Limit Order

An example of concentrated liquidity.

Illustration of Liquidity conditioned combined with normal positions and limit orders.

Limit Order refers to providing liquidity at a specified price point as a counterparty, and the transaction is executed when the price reaches the specified price point and a trader try to take a swap action. Unlike normal liquidity positions, the liquidity provided by limit orders is one-time only and will not be repeatedly traded.

For example, for the ETH/USDC/0.2% pool, the current price is 1 ETH = 2000 USDC. A user placed a sell limit order of 1 ETH at a price of 2500 USDC. When the price reaches or crosses 2500, this limit order will be filled. However, if the price drops again to, for example, 2000 USDC, the token in this limit order still exists as 2500 USDC instead of 1 ETH.

The core principle behind iZiSwap’s design of limit orders is fully non-custodial, meaning that users’ assets and trading activities are entirely carried out on the contract chain without relying on third-party relays or fund custody.

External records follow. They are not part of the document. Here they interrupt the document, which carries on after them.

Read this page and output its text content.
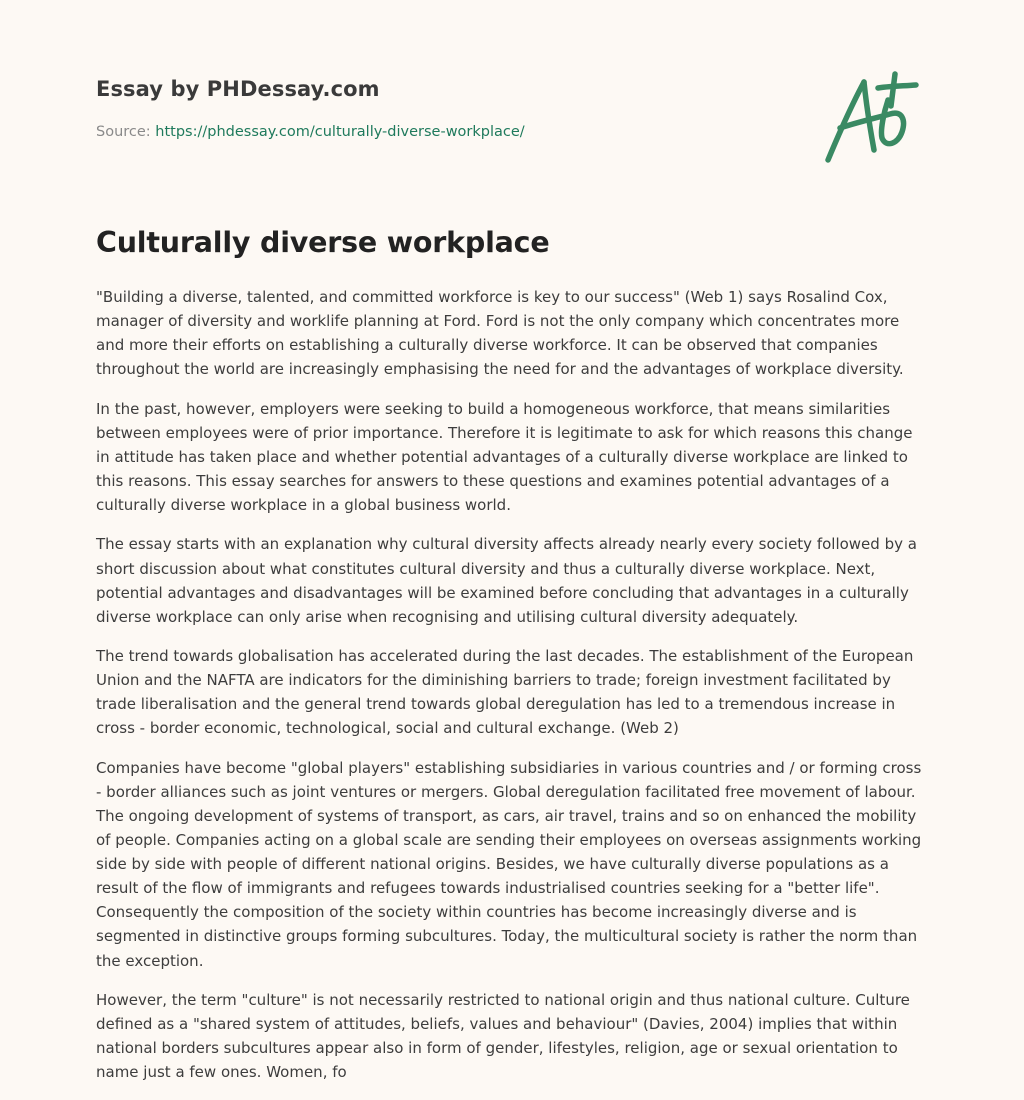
Essay by PHDessay.com
Source: https://phdessay.com/culturally-diverse-workplace/
Culturally diverse workplace

"Building a diverse, talented, and committed workforce is key to our success" (Web 1) says Rosalind Cox, manager of diversity and worklife planning at Ford. Ford is not the only company which concentrates more and more their efforts on establishing a culturally diverse workforce. It can be observed that companies throughout the world are increasingly emphasising the need for and the advantages of workplace diversity.

In the past, however, employers were seeking to build a homogeneous workforce, that means similarities between employees were of prior importance. Therefore it is legitimate to ask for which reasons this change in attitude has taken place and whether potential advantages of a culturally diverse workplace are linked to this reasons. This essay searches for answers to these questions and examines potential advantages of a culturally diverse workplace in a global business world.

The essay starts with an explanation why cultural diversity affects already nearly every society followed by a short discussion about what constitutes cultural diversity and thus a culturally diverse workplace. Next, potential advantages and disadvantages will be examined before concluding that advantages in a culturally diverse workplace can only arise when recognising and utilising cultural diversity adequately.

The trend towards globalisation has accelerated during the last decades. The establishment of the European Union and the NAFTA are indicators for the diminishing barriers to trade; foreign investment facilitated by trade liberalisation and the general trend towards global deregulation has led to a tremendous increase in cross - border economic, technological, social and cultural exchange. (Web 2)

Companies have become "global players" establishing subsidiaries in various countries and / or forming cross - border alliances such as joint ventures or mergers. Global deregulation facilitated free movement of labour. The ongoing development of systems of transport, as cars, air travel, trains and so on enhanced the mobility of people. Companies acting on a global scale are sending their employees on overseas assignments working side by side with people of different national origins. Besides, we have culturally diverse populations as a result of the flow of immigrants and refugees towards industrialised countries seeking for a "better life". Consequently the composition of the society within countries has become increasingly diverse and is segmented in distinctive groups forming subcultures. Today, the multicultural society is rather the norm than the exception.

However, the term "culture" is not necessarily restricted to national origin and thus national culture. Culture defined as a "shared system of attitudes, beliefs, values and behaviour" (Davies, 2004) implies that within national borders subcultures appear also in form of gender, lifestyles, religion, age or sexual orientation to name just a few ones. Women, fo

From the perspective of swap, there is no difference in liquidity provided by both limit orders and normal liquidity positions. They are processed uniformly. However, from an implementation perspective, we need new algorithms because on-chain operations require low time and space complexity. In traditional CEX matching engines, the execution of limit orders requires traversal of order placers in chronological order. However, this is not acceptable on the blockchain. We propose the following two key designs for this purpose.

Grouped Limit Order

Group the limit orders of different users at the same point into a grouped value, which is the single target object in the swap process. The status updates of different users are lazy, meaning that their own parts will only be processed from this grouped value when they update their own limit orders.

Limitation: The time complexity of traversal did not disappear, but shifted from the swap operation to the limit order traders. Unlike traditional CEX models, limit order providers need to claim tokens traded on their own.

An example of concentrated liquidity.

Legacy Design

The most crucial aspect of a limit order is to ensure chronological correctness. That is, if the price passes through the target price, then regardless of subsequent price fluctuations, the portion that has been traded is locked in and can be claimed at any time.

As a result, iZiSwap proposes a legacy locking mechanism as shown in the above figure. When the price crosses the target price, that is, when all limit orders on the target price are filled, any remaining but unclaimed portion of the order will be moved to the legacyEarn space and recorded with a timestamp. Due to the monotonicity of time, any user who placed an order before this time can retrieve their executed portion from the legacy space.

Limitation: The locking mechanism of Legacy is designed for the situation where the price passes through and all trades are completed. For partially completed transactions, iZiSwap adheres to the principle of fairness and adopts a first-come, first-served claim method.